When it comes to maritime Europe, it seems the Mediterranean Sea gets most of the attention – its warm water and golden beaches attracting tourists, while its geography has made it an important trade route since ancient civilisations emerged on its shores.
In comparison, the Baltic Sea in the north of Europe can often be a bit overlooked.
Too cold for swimming much of the year (except for people braver than me) and without the beautiful sun-soaked islands, the Baltic Sea doesn’t have nearly the number of holidays resorts as the Med.
And, without a thoroughfare like the Suez Canal, and bordering just a handful of countries, it can’t really compete economically with the heavy traffic that moves through Europe’s southern sea.
But, this wasn’t always the case. The Baltic Sea was once one of the most commercially significant waterways in Europe. And, as I’ve travelled more around its coast, I’ve come to appreciate the treasures that have remained from that time.

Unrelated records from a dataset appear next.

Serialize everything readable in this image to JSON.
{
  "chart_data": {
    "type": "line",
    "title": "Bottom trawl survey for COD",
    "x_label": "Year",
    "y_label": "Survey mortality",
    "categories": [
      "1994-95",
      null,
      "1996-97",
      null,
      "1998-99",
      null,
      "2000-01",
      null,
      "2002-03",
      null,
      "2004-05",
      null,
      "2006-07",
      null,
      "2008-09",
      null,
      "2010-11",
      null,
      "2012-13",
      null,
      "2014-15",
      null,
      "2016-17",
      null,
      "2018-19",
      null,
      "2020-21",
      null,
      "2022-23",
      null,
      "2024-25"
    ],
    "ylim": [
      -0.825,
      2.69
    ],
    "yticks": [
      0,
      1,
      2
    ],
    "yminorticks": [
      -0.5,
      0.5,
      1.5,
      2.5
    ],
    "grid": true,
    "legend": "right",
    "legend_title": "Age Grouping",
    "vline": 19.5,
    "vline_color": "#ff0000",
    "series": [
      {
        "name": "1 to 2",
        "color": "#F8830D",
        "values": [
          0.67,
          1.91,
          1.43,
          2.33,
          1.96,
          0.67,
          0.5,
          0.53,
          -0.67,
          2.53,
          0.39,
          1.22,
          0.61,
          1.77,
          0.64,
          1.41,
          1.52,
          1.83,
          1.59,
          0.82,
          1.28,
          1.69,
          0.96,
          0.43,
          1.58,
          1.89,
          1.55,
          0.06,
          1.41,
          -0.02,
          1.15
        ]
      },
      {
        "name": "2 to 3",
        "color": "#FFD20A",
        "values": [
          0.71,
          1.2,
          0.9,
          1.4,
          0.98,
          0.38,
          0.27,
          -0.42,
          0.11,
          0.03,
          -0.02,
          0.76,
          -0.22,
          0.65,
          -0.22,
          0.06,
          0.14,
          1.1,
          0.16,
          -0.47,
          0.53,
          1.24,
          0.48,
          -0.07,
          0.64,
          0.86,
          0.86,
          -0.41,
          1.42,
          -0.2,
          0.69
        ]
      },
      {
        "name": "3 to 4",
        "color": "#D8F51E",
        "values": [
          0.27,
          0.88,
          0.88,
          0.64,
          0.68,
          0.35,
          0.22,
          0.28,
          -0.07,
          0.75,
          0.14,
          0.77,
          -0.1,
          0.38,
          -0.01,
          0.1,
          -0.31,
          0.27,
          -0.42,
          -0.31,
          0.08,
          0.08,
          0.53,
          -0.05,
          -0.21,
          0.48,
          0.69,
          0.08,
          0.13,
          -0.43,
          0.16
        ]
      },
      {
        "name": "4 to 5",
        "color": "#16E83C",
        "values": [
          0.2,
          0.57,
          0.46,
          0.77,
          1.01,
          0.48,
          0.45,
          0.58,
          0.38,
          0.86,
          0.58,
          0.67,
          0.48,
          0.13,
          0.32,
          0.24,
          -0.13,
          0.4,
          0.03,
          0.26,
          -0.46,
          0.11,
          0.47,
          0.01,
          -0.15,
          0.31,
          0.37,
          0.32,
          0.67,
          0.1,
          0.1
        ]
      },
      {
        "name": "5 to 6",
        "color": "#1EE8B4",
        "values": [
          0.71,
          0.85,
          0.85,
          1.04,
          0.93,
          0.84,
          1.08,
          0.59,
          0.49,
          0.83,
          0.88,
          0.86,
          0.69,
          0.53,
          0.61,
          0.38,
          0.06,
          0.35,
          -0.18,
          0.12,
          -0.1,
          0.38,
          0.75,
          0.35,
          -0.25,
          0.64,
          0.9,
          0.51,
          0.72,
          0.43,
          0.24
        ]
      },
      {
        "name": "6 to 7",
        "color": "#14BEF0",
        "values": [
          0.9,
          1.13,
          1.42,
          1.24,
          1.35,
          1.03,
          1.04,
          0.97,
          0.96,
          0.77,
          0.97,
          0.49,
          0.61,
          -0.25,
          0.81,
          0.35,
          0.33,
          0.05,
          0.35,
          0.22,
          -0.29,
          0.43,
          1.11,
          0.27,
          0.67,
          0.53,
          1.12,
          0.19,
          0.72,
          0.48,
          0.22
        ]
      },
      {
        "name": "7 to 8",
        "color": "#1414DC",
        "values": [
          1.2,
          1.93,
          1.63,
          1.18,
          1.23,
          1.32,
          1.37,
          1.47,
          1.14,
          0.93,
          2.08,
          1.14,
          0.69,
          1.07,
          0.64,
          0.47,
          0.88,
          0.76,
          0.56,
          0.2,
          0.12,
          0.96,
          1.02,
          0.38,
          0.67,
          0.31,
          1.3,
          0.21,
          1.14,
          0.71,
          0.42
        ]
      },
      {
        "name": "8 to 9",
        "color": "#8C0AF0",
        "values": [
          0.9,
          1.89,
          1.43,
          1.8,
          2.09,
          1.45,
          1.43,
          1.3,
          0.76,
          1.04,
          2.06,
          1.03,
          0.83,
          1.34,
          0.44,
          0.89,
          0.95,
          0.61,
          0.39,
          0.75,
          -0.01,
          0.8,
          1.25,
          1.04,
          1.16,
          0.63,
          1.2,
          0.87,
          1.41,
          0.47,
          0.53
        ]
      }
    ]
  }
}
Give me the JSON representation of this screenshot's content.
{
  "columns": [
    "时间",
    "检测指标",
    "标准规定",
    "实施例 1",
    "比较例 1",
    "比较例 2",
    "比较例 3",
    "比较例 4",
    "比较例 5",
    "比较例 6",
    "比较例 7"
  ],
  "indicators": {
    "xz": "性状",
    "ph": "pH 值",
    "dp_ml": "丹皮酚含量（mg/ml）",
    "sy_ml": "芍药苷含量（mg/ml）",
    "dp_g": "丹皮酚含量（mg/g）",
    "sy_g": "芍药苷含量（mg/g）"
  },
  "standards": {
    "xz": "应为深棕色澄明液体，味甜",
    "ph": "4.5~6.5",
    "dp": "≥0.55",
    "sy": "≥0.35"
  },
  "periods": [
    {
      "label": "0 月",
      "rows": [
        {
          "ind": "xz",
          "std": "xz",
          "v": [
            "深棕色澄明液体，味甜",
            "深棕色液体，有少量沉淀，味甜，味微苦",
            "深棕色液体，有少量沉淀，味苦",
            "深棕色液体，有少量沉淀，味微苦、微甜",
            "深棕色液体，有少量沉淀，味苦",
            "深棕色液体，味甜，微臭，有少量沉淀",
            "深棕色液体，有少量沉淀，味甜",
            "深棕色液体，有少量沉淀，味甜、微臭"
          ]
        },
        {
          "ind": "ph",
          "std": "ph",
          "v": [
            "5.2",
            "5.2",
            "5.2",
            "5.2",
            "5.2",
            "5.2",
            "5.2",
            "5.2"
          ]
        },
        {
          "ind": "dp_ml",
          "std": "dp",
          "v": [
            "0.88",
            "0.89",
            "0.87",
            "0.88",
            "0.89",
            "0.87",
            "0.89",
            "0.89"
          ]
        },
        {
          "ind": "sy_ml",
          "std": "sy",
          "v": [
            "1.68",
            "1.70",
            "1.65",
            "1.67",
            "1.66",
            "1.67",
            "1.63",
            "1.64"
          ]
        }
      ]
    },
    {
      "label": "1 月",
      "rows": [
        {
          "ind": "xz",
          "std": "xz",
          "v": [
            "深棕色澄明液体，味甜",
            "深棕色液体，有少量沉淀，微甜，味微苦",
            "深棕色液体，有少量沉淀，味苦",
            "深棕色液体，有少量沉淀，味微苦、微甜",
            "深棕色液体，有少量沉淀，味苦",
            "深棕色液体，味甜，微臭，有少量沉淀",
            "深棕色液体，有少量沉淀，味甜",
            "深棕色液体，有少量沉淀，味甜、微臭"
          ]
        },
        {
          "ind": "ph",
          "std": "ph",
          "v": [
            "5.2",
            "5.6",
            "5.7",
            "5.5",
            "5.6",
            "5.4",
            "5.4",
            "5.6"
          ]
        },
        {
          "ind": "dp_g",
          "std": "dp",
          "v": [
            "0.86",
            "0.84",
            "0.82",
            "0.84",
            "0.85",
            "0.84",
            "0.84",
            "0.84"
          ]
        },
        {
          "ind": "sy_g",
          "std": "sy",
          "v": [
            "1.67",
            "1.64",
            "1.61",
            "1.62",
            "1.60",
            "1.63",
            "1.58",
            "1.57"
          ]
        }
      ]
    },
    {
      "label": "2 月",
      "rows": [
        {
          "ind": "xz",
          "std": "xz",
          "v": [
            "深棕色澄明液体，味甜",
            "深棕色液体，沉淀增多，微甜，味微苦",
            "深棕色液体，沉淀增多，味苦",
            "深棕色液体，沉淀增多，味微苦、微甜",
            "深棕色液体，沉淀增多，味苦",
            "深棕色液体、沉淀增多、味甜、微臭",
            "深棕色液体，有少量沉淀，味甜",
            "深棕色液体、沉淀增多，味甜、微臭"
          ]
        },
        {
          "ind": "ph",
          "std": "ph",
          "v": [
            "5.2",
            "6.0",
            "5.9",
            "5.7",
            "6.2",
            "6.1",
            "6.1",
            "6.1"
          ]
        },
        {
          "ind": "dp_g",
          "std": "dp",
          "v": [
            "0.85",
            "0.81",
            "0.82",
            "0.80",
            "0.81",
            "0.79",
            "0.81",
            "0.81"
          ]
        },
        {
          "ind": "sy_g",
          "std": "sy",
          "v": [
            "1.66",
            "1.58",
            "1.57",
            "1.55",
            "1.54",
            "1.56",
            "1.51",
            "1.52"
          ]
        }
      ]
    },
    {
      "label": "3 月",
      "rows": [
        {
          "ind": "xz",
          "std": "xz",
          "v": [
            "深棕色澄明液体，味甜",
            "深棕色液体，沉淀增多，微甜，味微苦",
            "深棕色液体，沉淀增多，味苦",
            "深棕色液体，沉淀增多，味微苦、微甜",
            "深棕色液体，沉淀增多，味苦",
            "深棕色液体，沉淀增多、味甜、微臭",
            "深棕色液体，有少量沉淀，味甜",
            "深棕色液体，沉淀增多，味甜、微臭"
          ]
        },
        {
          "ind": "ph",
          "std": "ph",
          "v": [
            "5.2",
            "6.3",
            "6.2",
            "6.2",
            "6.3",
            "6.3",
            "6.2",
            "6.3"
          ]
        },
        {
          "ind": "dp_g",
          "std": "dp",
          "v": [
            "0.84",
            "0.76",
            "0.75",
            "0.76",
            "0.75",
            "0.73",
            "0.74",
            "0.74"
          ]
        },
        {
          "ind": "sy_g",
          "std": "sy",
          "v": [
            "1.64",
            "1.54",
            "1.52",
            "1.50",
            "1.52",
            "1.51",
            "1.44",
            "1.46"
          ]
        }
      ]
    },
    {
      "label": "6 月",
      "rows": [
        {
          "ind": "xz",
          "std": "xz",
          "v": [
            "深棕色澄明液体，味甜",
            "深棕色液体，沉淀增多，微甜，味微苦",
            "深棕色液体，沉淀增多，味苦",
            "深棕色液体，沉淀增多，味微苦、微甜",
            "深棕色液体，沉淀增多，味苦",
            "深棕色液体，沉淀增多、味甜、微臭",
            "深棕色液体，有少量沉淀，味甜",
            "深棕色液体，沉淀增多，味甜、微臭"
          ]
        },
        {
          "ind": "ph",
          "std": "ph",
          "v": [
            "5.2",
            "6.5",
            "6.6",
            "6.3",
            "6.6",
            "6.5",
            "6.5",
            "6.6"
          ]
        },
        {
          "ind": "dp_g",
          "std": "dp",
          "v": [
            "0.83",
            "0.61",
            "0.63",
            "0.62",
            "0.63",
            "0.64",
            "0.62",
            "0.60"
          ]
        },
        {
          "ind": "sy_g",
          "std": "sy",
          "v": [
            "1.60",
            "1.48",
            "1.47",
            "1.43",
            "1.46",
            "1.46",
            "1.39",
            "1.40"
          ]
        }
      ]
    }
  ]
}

Sure, there may not be many beaches, islands, or sun-filled resorts – but the Baltic Coast has some of the most beautiful historic cities in Europe.
Founded in the 13th century, the medieval city of Wismar was built around a harbour basin that made it a convenient place for ships to stop along the trading routes of northern Europe.
But even more than that, Wismar had what was considered to be the best harbour on the southern shore of the Baltic Sea, making it particularly popular for traders. And that meant that lots of people wanted to live here to make the most of all the business.
Within a century of being founded, Wismar was an important intermediary in products like wool, wax, fur, and salt. In particular it played a big role in the herring industry (perhaps no surprise when you see the cuisine of the region). And it was also a big exporter of its own product – beer.
Many of the things to do in Wismar still relate to this time, when it was at the apex of its power and wealth.
The people of the city had a huge amount of independence – from any external ruler, but also in terms of individual civil liberties. And the pride they felt from this is reflected in grand buildings like the town hall, city gates, and fortifications.